The rise of artificial intelligence has been made possible by large language models — algorithms fed massive amounts of data to the point where they can understand and generate language at a speed and quality at times almost indistinguishable from a human.
But what if those predictive powers were applied to the life experiences of a human being? Could they foresee the future?
In a new , published Monday in Nature Computational Science, researchers from the Technical University of Denmark and Northwestern University in Boston used AI models to “examine the evolution and predictability of human lives.”
To train the AI model, known as Life2vec, the researchers fed it the registry data of six million Danish citizens from 2008 to 2020, including “day-to-day resolution” of people’s education, residence, income, working hours, and details surrounding their health, such as doctor and hospital visits, diagnosis, patient type and how urgent the visit was.
Sune Lehmann, a professor at the Technical University of Denmark and one the study’s authors, said in a statement that the most exciting part of the study was having access to data that enable an AI model “to provide such precise answers.”
"What's exciting is to consider human life as a long sequence of events, similar to how a sentence in a language consists of a series of words,” he said.
"We used the model to address the fundamental question: to what extent can we predict events in your future based on conditions and events in your past?”
The model predicted a number of diverse life outcomes, from personality nuances to early death, with startling accuracy.
The researchers focused on predicting people's survival from 2016 to 2020, focusing on those who were 30 to 55 years old to make it more challenging.
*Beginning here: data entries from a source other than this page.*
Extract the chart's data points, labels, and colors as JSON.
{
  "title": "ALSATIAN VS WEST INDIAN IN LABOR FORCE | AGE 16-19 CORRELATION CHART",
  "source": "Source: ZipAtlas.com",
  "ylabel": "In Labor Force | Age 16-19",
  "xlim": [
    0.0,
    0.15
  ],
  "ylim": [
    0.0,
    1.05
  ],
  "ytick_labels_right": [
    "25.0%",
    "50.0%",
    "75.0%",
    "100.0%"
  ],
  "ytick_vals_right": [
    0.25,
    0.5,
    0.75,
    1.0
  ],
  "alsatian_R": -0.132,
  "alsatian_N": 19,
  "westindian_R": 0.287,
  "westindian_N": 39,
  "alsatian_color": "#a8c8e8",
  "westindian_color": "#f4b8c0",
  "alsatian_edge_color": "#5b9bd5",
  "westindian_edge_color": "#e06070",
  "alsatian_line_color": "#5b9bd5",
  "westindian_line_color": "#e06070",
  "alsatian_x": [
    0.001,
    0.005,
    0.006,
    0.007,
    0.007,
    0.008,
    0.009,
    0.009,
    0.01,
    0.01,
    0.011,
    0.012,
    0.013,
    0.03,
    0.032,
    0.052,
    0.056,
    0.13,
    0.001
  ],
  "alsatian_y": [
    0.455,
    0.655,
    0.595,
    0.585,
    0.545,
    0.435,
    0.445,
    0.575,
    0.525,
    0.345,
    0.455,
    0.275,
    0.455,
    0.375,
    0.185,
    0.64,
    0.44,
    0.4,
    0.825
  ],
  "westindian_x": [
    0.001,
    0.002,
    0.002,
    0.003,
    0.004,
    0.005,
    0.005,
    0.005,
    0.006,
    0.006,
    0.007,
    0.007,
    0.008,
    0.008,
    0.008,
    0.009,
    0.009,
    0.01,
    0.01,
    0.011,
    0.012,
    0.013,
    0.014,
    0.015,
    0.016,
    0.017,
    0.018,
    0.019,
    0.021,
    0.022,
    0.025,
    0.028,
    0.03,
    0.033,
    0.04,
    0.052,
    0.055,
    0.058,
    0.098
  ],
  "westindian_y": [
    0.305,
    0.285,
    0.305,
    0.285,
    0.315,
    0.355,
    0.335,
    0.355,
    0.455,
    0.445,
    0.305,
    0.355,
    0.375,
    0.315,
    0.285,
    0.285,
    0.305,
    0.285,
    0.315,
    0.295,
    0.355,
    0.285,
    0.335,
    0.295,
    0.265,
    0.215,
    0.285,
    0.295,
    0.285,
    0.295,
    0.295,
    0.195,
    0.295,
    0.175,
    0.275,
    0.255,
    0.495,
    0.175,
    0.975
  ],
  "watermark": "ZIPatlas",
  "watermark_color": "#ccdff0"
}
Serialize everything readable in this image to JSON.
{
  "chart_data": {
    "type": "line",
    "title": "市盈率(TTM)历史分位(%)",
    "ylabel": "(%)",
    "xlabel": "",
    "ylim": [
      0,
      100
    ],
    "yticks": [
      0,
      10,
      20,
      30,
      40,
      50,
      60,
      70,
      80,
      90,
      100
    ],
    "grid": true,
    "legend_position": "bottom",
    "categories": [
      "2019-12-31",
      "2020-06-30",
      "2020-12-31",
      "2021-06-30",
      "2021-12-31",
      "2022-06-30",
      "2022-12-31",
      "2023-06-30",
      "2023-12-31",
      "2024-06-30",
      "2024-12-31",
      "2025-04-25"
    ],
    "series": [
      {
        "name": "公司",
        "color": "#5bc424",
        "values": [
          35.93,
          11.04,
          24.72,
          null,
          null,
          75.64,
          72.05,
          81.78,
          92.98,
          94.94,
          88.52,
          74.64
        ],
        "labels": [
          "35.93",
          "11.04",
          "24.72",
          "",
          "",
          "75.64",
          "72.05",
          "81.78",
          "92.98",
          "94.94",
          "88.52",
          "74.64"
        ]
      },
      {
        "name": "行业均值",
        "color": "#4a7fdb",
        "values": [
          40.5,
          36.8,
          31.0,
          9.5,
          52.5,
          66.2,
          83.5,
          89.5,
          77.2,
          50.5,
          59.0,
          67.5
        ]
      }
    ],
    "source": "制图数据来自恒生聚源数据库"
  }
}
The results were remarkably similar to what’s expected from studies in the fields of social science, where people with higher incomes or in leadership positions have been found to more likely live longer lives. Males, skilled workers and people who live with mental illness, meanwhile, have been found to face a higher risk of dying young.
The Life2vec model also was able to predict personality traits — such as introversion and extroversion — in line with individual answers provided in The Danish Personality and Social Behaviour Panel study.
Lehmann said researchers are now looking at ways to feed the model images and information about social connections. The more accurate the results, the better researchers might “discover potential mechanisms that impact life outcomes” and find possible “personalized interventions,” the study said.
While many positive applications could come out their findings, the researchers also offered a warning: their work was to see what was possible, and should not be applied in the real world without regulations in place to protect individual rights.